Writer's picture: Stefano MessoriStefano Messori

Decision makers leave high up on the corporate ladder - they made it to the top. Executives have a stake in the current order of things; they have something to lose if their idea will not work.

After my recent talk at the Research and Innovation conference here in Dublin, I listened to other speakers, and I have got this message. You only start a growth initiative if someone ‘from the top’ approves it.

What is it? Are we still believing business strategy rains from the top?


Top-down business strategy process

Let me tell you, the majority of successful growth initiatives I can recall started somewhere along the company, which wasn’t at the top. Making this worse, executives labelled them as not worth exploring or pursuing.

Change (business is no exception) happens in the work of those people able to see something out of the ordinary, the exception the mutation. But way too often that intuition doesn't survive rejection.

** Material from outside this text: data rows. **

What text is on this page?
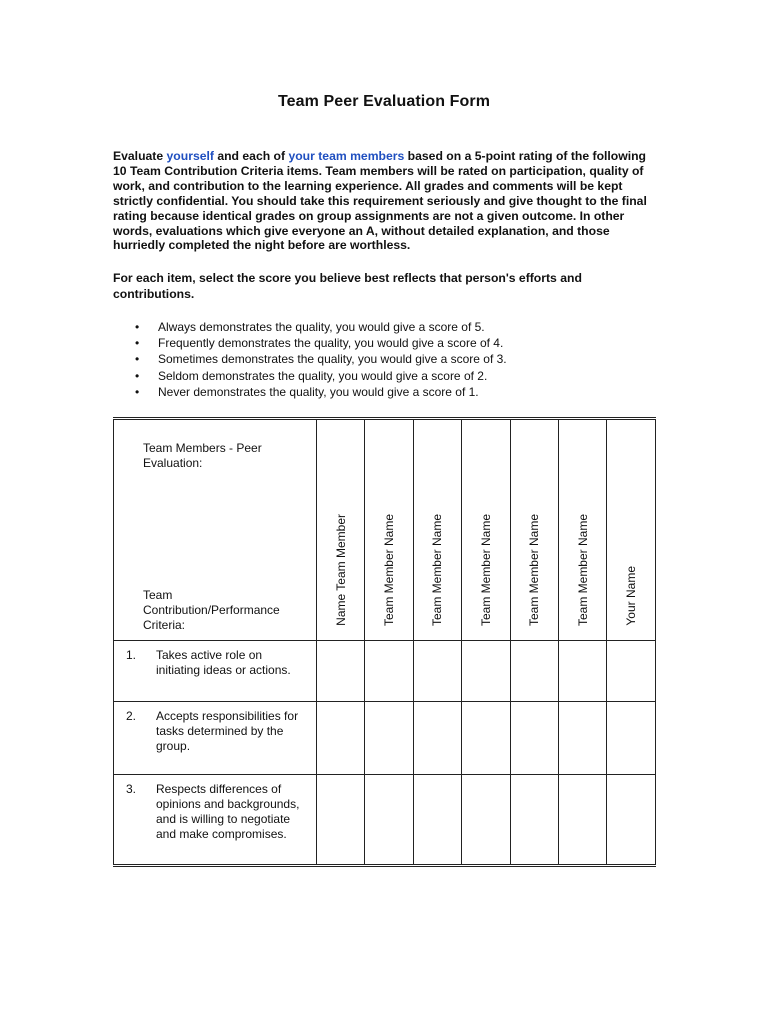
Team Peer Evaluation Form
Evaluate yourself and each of your team members based on a 5-point rating of the following 10 Team Contribution Criteria items. Team members will be rated on participation, quality of work, and contribution to the learning experience. All grades and comments will be kept strictly confidential. You should take this requirement seriously and give thought to the final rating because identical grades on group assignments are not a given outcome. In other words, evaluations which give everyone an A, without detailed explanation, and those hurriedly completed the night before are worthless.
For each item, select the score you believe best reflects that person's efforts and contributions.
• Always demonstrates the quality, you would give a score of 5.
• Frequently demonstrates the quality, you would give a score of 4.
• Sometimes demonstrates the quality, you would give a score of 3.
• Seldom demonstrates the quality, you would give a score of 2.
• Never demonstrates the quality, you would give a score of 1.
Team Members - Peer Evaluation:
Team Contribution/Performance Criteria:	Name Team Member	Team Member Name	Team Member Name	Team Member Name	Team Member Name	Team Member Name	Your Name

1. Takes active role on initiating ideas or actions.							

2. Accepts responsibilities for tasks determined by the group.							

3. Respects differences of opinions and backgrounds, and is willing to negotiate and make compromises.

While we believe executives are leaders (sometimes this is true), more frequently they are guardians of the current order of things, responsible for maintaining stability and compliance.

The first challenge a new idea faces within large organisations is not surviving the customer test, but the rejection coming from the decision makers.

As a growth manager, you have the responsibility, and the opportunity to explore new ideas and this is your job. Your call (which BTW is not in your job contract) is to cultivate change and to de-risk the innovation effort of your organisation.


The human side of business strategy

Industrial economies rely on efficiency and replication, two factors easily to command. Innovation economies depend upon the ability of human beings to be human, to connect, empathise and follow their passion.